In one way, Santorum's people have a point. Reporters haven't asked Romney lots of questions about Mormonism, for a few reasons. First, Romney does almost no interviews or press conferences, so reporters seldom get the chance to ask him about anything. Second, as the Santorum aide says, Romney will quickly deflect any question about Mormonism to a more general point about the importance of faith, Obama's "war on religion," blah blah blah. And finally, I suspect reporters are a little nervous about seeming intolerant. If you start asking Romney questions about the more colorful aspects of Mormon theology, you might sound like your being intolerant of a minority religion and implying that Romney's faith could be disqualifying. On the other hand, Santorum is quite happy to talk about what he thinks God wants and what he thinks God hates, speaking in much more concrete terms about religion than Romney ever does.

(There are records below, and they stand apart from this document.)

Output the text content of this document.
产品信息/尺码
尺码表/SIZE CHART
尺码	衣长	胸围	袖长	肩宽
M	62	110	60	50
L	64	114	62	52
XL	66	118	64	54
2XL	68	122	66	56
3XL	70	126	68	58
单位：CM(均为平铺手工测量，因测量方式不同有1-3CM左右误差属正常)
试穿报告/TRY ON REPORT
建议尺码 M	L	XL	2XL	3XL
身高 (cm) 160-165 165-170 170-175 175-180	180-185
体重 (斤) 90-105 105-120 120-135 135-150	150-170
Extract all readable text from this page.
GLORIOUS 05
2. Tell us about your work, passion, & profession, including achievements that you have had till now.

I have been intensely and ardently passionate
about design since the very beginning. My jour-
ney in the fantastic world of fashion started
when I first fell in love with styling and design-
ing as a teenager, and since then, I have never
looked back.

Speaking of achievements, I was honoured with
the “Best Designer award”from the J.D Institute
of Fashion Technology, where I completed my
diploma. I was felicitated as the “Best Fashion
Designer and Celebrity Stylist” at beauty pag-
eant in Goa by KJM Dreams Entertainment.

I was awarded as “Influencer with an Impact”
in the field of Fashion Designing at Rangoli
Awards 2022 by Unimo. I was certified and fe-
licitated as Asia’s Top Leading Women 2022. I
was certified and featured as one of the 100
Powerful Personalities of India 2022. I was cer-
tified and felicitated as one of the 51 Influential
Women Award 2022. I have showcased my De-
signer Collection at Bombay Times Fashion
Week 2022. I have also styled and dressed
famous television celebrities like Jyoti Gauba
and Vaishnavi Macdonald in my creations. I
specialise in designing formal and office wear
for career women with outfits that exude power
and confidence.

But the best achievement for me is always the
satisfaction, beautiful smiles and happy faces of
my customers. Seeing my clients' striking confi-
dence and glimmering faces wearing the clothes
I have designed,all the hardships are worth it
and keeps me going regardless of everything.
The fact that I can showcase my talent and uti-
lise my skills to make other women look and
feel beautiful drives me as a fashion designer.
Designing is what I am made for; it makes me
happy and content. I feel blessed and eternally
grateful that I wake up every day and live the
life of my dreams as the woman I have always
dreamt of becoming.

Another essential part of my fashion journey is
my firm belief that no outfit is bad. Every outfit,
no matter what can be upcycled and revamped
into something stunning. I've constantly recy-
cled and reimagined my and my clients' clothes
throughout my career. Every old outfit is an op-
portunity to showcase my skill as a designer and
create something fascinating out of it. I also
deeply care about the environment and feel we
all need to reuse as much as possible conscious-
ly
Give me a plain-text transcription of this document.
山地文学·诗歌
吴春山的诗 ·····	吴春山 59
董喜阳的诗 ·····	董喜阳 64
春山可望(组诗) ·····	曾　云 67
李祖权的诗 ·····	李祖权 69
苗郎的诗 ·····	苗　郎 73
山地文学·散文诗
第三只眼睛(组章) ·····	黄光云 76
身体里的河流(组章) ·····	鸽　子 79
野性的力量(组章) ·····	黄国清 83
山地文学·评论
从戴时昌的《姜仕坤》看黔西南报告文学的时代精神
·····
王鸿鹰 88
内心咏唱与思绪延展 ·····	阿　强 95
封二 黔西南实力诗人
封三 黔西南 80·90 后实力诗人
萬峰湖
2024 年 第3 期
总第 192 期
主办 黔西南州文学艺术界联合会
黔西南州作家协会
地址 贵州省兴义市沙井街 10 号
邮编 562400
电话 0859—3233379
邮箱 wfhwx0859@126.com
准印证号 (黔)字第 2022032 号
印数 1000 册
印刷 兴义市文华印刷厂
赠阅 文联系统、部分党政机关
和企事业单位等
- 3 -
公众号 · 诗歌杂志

And Santorum's got company in one way: most Americans do, in fact, believe in the Devil—70 percent, according to this 2007 Gallup poll. But members of the press corps—whether they're liberal, conservative, or otherwise—are probably less likely to be in that group, if for no other reason than the fact that they tend to be well-educated. So when they hear that Santorum gave a speech in 2008 talking about how Satan was going after America, and in fact had already successfully taken over some parts of American life, particularly academia (no wonder that vice-provost tried to get me to change my major to Beelzebubian Studies!), they react with a certain degree of surprise. And most politicians, particularly national politicians (as opposed to some back-bench congressman no one's ever heard of) simply don't talk in those terms, so it's notable for being novel.
But this is what happens when you become a serious contender: people start looking over your whole history, including your legislative record, your personal finances, and yes, your religious beliefs. And when you've spent your career scolding people about how they're misusing their naughty bits, and proclaiming the need to get religion—your religion, anyway—more involved in our political life, it's going to be open for discussion.
And my broader position on this is that all these candidates ought to get asked about their religious beliefs, for the simple reason that they're the ones who bring it up. You can't say, as they do often, that your religion is the bedrock of everything you believe and everything you do, and then turn around and say we as citizens shouldn't ask you questions about it. To use an analogy I've offered before, if a candidate said, "I'm an existentialist, and I'll be guided by that philosophy every day in the Oval Office," but then said, "Hey, why are you asking me questions about existantialism? Let's talk about something else," we'd find it awfully strange. If Santorum wants to argue that we shouldn't talk about his religious beliefs because they aren't really important to him and they won't have any impact on the way he'd act as president, then fine. But he's the one who says his religion is important.